We are all in the emergency room together, there are no HIPPA laws in the DR. Scott is ok just a few stitches, Kelly is okay, road rash and stitches in his head also. Lucia has a whiplash, Luis has a backlash. Miraculously Gary, Jake, Timo, Adrian and myself are almost untouched. I look at Yanet's x-ray.......another miracle........lots of trauma to the chest and even though a long piece of glass was injected into her, the glass has missed all her organs and her spine. The piece of glass broke into three pieces and I can see them clearly on the x-ray. I watch as the doctor begins to remove the glass. He tells me Yanet will be all right.

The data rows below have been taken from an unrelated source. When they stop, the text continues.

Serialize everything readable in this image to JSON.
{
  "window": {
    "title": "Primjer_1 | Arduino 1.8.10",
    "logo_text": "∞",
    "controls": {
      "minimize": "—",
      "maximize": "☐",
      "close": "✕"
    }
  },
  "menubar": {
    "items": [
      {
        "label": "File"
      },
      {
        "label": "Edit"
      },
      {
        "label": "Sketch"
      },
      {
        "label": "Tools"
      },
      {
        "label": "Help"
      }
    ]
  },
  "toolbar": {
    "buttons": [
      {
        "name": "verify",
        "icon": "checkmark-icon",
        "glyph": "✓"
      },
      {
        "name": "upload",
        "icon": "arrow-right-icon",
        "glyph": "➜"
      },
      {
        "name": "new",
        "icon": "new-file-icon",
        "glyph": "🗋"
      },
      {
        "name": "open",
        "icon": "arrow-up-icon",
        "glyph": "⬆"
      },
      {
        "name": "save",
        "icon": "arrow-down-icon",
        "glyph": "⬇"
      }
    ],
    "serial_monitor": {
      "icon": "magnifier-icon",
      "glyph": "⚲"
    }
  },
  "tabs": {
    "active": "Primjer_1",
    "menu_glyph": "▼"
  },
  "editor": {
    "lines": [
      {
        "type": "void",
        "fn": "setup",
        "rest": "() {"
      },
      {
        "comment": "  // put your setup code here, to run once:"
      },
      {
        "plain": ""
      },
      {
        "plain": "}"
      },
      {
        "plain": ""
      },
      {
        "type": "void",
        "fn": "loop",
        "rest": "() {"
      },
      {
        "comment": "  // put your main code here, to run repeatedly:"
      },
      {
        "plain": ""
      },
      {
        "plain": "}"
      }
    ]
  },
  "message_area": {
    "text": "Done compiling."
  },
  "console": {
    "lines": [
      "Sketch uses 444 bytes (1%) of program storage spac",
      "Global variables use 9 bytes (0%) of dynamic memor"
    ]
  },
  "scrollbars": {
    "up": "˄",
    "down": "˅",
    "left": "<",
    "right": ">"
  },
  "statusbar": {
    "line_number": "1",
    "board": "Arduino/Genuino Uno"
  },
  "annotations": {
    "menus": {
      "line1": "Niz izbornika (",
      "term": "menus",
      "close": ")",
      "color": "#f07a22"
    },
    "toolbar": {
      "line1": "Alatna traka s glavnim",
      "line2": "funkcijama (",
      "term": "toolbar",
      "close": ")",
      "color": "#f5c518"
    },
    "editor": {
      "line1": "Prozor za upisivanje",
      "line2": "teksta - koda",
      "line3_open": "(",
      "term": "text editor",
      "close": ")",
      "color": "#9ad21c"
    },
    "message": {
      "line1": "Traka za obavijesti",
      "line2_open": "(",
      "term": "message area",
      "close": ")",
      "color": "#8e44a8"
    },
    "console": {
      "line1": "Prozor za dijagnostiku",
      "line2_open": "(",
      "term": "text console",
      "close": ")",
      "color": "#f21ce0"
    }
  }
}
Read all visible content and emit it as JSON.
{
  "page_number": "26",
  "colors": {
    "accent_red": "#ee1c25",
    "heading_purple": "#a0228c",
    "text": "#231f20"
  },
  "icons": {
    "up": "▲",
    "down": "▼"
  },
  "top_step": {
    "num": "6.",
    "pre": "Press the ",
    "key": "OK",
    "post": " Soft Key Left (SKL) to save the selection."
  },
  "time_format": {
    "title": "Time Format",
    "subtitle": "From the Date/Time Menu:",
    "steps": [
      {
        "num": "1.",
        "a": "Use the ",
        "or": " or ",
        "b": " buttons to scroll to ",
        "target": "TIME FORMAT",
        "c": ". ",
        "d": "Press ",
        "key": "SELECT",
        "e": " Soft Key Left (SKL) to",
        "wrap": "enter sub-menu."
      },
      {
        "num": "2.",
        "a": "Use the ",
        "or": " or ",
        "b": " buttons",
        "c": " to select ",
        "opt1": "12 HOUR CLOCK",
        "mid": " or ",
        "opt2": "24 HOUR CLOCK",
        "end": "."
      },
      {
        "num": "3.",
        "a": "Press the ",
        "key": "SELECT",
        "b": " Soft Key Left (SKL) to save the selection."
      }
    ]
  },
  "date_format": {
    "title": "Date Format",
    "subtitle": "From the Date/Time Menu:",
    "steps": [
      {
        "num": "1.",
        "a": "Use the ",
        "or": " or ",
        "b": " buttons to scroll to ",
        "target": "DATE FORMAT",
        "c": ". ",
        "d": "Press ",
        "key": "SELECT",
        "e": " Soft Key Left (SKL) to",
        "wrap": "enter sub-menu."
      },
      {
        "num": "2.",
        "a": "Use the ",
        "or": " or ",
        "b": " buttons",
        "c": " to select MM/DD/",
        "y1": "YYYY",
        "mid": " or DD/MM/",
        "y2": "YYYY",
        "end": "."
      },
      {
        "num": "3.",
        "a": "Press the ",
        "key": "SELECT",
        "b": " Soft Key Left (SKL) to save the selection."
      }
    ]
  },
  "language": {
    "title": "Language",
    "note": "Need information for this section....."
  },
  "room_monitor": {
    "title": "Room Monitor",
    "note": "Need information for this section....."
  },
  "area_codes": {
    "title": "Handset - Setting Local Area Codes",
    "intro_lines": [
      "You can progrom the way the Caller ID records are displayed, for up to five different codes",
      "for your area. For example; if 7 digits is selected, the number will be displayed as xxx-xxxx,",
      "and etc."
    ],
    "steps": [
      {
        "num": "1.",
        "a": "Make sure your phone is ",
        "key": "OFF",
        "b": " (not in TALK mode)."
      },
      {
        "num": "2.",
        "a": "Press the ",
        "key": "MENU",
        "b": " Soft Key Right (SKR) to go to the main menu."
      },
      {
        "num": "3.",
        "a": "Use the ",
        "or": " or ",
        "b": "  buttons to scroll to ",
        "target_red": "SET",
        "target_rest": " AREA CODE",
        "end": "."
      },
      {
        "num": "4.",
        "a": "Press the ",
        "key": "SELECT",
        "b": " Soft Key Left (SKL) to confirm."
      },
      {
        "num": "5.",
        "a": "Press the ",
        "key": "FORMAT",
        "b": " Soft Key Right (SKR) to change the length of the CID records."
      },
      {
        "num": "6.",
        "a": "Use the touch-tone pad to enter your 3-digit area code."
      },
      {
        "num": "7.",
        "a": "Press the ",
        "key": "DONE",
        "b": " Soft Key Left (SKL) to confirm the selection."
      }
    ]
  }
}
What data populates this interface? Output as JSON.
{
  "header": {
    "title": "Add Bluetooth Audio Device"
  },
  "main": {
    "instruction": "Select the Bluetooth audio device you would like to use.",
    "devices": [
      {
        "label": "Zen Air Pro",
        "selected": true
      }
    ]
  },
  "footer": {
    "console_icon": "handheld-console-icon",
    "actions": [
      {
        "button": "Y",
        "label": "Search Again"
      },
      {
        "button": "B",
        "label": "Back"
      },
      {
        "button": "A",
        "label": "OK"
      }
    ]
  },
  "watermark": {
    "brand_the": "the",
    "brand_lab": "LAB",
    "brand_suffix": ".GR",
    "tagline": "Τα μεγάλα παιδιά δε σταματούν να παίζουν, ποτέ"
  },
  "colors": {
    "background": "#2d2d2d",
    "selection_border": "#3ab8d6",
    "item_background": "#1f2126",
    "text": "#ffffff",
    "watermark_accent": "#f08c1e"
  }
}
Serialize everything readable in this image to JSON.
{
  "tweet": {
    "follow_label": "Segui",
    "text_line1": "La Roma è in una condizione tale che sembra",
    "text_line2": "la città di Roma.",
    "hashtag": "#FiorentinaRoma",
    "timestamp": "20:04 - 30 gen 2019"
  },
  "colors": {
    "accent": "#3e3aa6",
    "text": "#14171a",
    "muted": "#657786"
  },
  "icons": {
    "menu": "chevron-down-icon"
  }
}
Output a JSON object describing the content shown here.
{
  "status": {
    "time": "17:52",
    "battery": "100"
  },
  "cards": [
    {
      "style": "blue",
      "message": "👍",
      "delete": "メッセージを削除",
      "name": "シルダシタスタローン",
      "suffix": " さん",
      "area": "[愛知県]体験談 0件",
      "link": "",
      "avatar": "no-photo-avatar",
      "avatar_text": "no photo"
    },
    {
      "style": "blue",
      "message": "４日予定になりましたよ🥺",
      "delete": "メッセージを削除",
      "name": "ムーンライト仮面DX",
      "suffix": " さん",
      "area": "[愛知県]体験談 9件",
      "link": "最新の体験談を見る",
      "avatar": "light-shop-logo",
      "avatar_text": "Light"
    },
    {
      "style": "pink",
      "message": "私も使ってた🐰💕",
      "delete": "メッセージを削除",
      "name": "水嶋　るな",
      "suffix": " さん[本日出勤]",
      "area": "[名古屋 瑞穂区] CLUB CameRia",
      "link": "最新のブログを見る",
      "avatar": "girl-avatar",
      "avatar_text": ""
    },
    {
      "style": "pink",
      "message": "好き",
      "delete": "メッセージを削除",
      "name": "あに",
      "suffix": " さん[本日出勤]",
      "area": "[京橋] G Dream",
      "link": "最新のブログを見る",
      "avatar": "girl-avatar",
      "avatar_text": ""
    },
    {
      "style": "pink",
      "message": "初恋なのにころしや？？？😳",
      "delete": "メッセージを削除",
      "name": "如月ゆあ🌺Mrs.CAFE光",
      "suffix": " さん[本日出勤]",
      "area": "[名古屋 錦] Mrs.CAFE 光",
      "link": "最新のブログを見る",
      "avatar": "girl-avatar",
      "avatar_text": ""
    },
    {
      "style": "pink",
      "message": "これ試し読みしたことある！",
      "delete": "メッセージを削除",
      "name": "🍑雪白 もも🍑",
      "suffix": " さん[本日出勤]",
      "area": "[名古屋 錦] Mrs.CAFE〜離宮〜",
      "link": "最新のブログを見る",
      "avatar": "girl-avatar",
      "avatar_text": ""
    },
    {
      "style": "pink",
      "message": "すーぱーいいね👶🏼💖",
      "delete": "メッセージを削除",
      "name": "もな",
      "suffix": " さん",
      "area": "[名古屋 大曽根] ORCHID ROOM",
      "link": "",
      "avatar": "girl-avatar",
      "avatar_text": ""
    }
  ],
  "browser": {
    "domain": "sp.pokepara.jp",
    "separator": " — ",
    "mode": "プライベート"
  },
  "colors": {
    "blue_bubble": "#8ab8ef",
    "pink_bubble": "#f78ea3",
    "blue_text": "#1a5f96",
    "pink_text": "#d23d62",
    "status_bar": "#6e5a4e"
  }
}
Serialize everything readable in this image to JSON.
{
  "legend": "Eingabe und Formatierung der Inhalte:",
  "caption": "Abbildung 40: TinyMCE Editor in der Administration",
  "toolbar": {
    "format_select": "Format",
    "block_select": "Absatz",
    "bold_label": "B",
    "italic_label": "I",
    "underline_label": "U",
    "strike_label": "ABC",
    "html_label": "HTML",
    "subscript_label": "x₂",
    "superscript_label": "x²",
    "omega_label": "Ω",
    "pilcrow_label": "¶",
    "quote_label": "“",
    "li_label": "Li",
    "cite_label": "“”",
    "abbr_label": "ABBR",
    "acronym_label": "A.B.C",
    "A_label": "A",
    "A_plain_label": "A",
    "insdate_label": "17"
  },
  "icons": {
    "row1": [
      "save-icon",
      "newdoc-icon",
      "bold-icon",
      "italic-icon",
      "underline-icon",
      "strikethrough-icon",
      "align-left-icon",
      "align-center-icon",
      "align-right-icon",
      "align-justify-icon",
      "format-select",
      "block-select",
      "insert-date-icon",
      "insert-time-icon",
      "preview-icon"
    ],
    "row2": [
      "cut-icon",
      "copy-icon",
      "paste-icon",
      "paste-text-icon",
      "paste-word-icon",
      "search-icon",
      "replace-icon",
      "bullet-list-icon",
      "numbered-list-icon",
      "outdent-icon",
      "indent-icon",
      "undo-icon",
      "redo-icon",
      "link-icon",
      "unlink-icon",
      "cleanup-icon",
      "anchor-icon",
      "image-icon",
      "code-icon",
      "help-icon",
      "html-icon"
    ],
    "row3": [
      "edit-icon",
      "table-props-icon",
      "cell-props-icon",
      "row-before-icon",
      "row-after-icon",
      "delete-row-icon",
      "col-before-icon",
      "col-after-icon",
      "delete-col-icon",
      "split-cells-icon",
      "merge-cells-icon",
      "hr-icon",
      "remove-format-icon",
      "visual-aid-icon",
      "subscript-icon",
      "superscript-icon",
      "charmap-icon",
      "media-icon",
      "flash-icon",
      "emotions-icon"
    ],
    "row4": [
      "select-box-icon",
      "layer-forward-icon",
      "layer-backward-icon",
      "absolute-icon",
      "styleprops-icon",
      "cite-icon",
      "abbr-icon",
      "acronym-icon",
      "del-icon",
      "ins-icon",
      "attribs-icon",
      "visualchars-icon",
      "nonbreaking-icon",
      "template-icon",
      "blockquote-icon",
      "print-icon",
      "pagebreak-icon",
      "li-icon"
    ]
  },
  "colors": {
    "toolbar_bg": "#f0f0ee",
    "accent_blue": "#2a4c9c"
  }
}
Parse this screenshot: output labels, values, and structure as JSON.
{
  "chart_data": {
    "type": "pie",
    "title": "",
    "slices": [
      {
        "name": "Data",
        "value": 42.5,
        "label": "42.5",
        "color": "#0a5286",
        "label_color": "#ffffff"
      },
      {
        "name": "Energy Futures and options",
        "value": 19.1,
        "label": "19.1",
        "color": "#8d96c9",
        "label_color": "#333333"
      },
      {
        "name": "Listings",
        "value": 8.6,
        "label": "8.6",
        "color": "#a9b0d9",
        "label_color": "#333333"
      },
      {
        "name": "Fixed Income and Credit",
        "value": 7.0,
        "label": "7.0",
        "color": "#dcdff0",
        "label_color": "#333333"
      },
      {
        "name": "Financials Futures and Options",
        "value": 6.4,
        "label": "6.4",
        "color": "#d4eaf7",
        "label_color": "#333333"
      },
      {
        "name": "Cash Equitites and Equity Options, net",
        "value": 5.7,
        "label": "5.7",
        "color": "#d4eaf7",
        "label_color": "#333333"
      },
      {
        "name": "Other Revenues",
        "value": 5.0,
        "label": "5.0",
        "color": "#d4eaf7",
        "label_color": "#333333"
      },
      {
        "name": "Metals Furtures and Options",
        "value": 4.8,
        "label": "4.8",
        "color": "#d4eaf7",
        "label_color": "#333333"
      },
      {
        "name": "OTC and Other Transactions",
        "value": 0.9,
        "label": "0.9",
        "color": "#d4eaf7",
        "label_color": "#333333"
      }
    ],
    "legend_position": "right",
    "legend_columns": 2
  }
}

As each person is bandaged I put them in a car headed for Habanero so they can rest. I stay at the clinic with Yanet. She will be staying for a few days as will Lucia for observation. As the clinic quiets down I begin my prayers of thankfulness. Once the girls are settled in their rooms Germo says now it's time for me to rest and he will take me home.
In the privacy of the car I begin to cry. I've held it all together but now the tears flow. Germo asks why I'm crying and I say "I'm not going to Santa Elena again, it's too dangerous." His reply not only surprises me but uplifts me. Germo says "Don't say that Brenda. Your were doing God's work in Santa Elena and Satan wasn't too happy about it. If you don't go back to Santa Elena then Satan wins. But if you go back then God will be victorious!" And that is the moment I started planning my next trip to Santa Elena.
We survived for a reason, becasue God has a plan for us. Just one week before our accident a man was coming down that same mountain, he was alone in a pick up truck, he lost his brakes and he lost his life that day. It could have been us, but it wasn't........Life goes on..................I'm looking forward to what God has planned for us! We return to the Dominican in June.